GP practices back ban on new patients as surgeries face mounting pressure

CREDIT: This story was first seen in Cumbria Life

Cumbria Life reports that more than half of GP practices would consider closing their doors to new patients to offset mounting pressure on services, a new study suggests.

A survey by the British Medical Association (BMA) of 1,870 GPs’ surgeries in England found 54% (1,005) favoured temporarily suspending admissions to their practice lists.

This would allow them to focus on providing safe care to patients already signed up to their service, the study said.
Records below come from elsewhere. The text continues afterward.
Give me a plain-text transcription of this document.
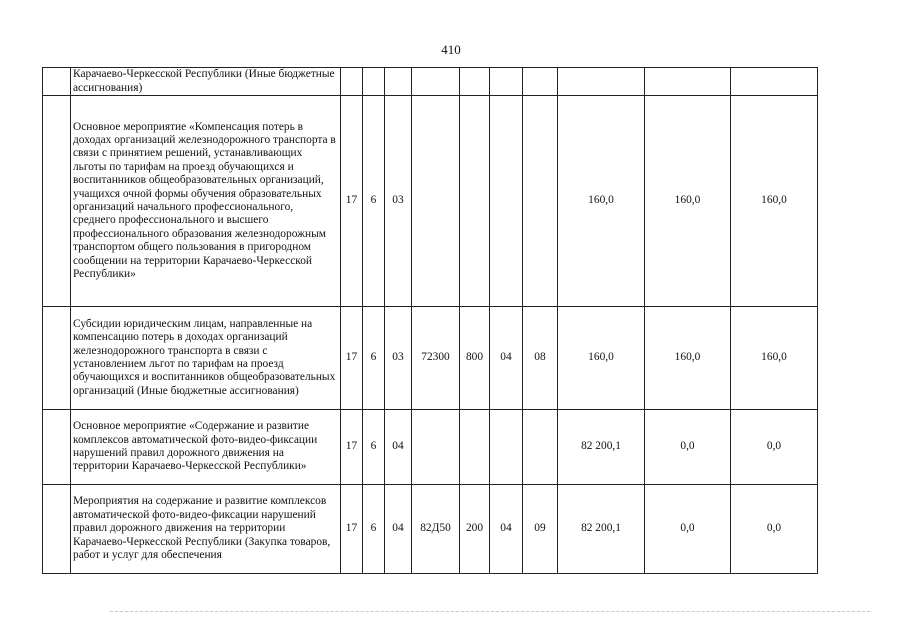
410
	Карачаево-Черкесской Республики (Иные бюджетные ассигнования)										
	Основное мероприятие «Компенсация потерь в доходах организаций железнодорожного транспорта в связи с принятием решений, устанавливающих льготы по тарифам на проезд обучающихся и воспитанников общеобразовательных организаций, учащихся очной формы обучения образовательных организаций начального профессионального, среднего профессионального и высшего профессионального образования железнодорожным транспортом общего пользования в пригородном сообщении на территории Карачаево-Черкесской Республики»	17	6	03					160,0	160,0	160,0
	Субсидии юридическим лицам, направленные на компенсацию потерь в доходах организаций железнодорожного транспорта в связи с установлением льгот по тарифам на проезд обучающихся и воспитанников общеобразовательных организаций (Иные бюджетные ассигнования)	17	6	03	72300	800	04	08	160,0	160,0	160,0
	Основное мероприятие «Содержание и развитие комплексов автоматической фото-видео-фиксации нарушений правил дорожного движения на территории Карачаево-Черкесской Республики»	17	6	04					82 200,1	0,0	0,0
	Мероприятия на содержание и развитие комплексов автоматической фото-видео-фиксации нарушений правил дорожного движения на территории Карачаево-Черкесской Республики (Закупка товаров, работ и услуг для обеспечения	17	6	04	82Д50	200	04	09	82 200,1	0,0	0,0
More drastically, 44% of the GPs surveyed (822) said they would consider applying to NHS England to halt new patient registration permanently .
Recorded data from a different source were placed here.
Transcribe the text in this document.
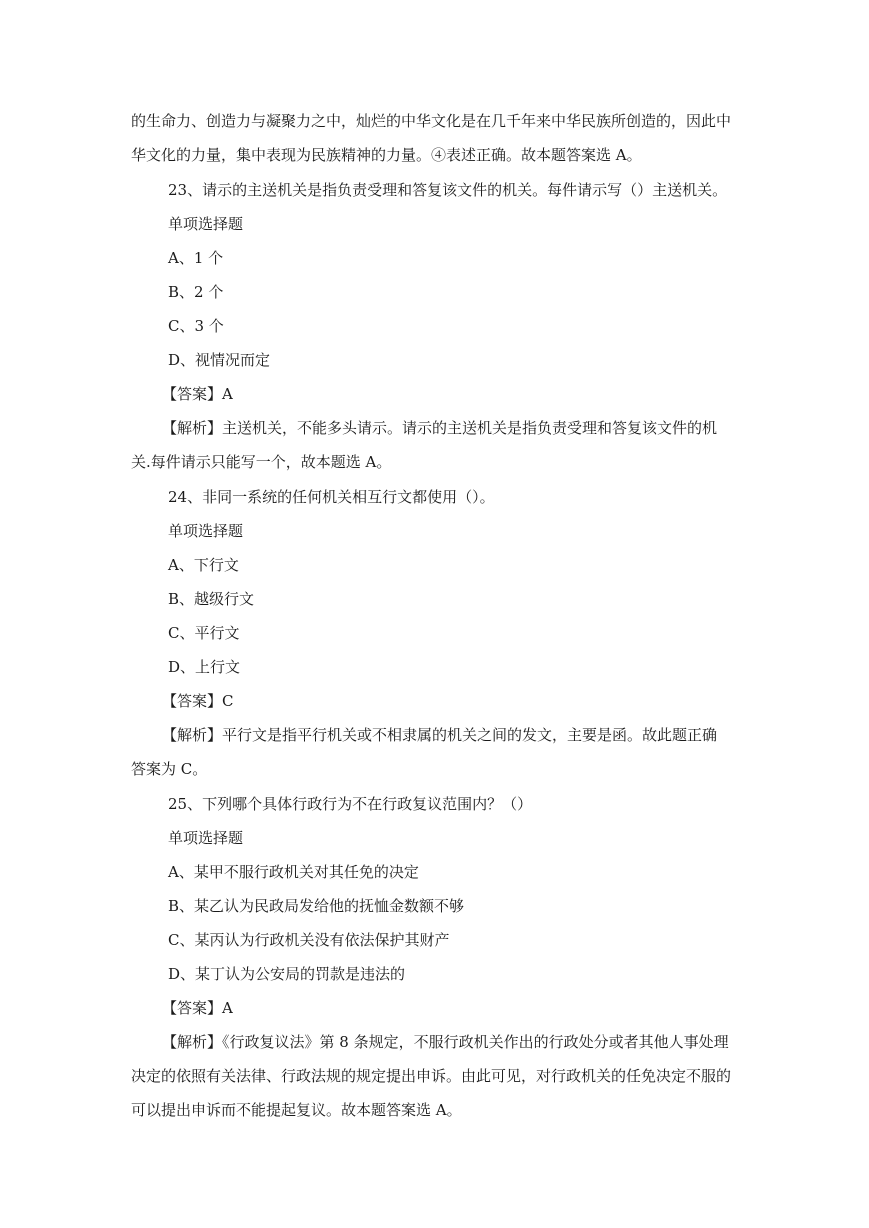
的生命力、创造力与凝聚力之中，灿烂的中华文化是在几千年来中华民族所创造的，因此中
华文化的力量，集中表现为民族精神的力量。④表述正确。故本题答案选 A。
23、请示的主送机关是指负责受理和答复该文件的机关。每件请示写（）主送机关。
单项选择题
A、1 个
B、2 个
C、3 个
D、视情况而定
【答案】A
【解析】主送机关，不能多头请示。请示的主送机关是指负责受理和答复该文件的机
关.每件请示只能写一个，故本题选 A。
24、非同一系统的任何机关相互行文都使用（）。
单项选择题
A、下行文
B、越级行文
C、平行文
D、上行文
【答案】C
【解析】平行文是指平行机关或不相隶属的机关之间的发文，主要是函。故此题正确
答案为 C。
25、下列哪个具体行政行为不在行政复议范围内？（）
单项选择题
A、某甲不服行政机关对其任免的决定
B、某乙认为民政局发给他的抚恤金数额不够
C、某丙认为行政机关没有依法保护其财产
D、某丁认为公安局的罚款是违法的
【答案】A
【解析】《行政复议法》第 8 条规定，不服行政机关作出的行政处分或者其他人事处理
决定的依照有关法律、行政法规的规定提出申诉。由此可见，对行政机关的任免决定不服的
可以提出申诉而不能提起复议。故本题答案选 A。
The findings were held up as evidence that practices were wilting under the demand of growing patient numbers due to a funding squeeze.

BMA GP committee chairman Richard Vautrey said: “Despite the hard work of GPs, nurses and practice staff, many GP practices are struggling to cope with the rising number of patients coming through their doors because of a lack of necessary funding and widespread staff shortages.

“The government needs to understand that this landmark survey sounds a clear warning signal from GPs that cannot be ignored, and that the workload, recruitment and funding crisis in general practice must be addressed with far more vigour and commitment.

“Practices believe the promises in the GP Forward View which pledged to provide more resources to front-line patient care have failed to make an impact.

“The BMA is now calling on ministers to work with us to urgently to address this growing crisis which is threatening to overwhelm general practice.

“We cannot allow a situation where patient safety is being compromised by a lack of political action.”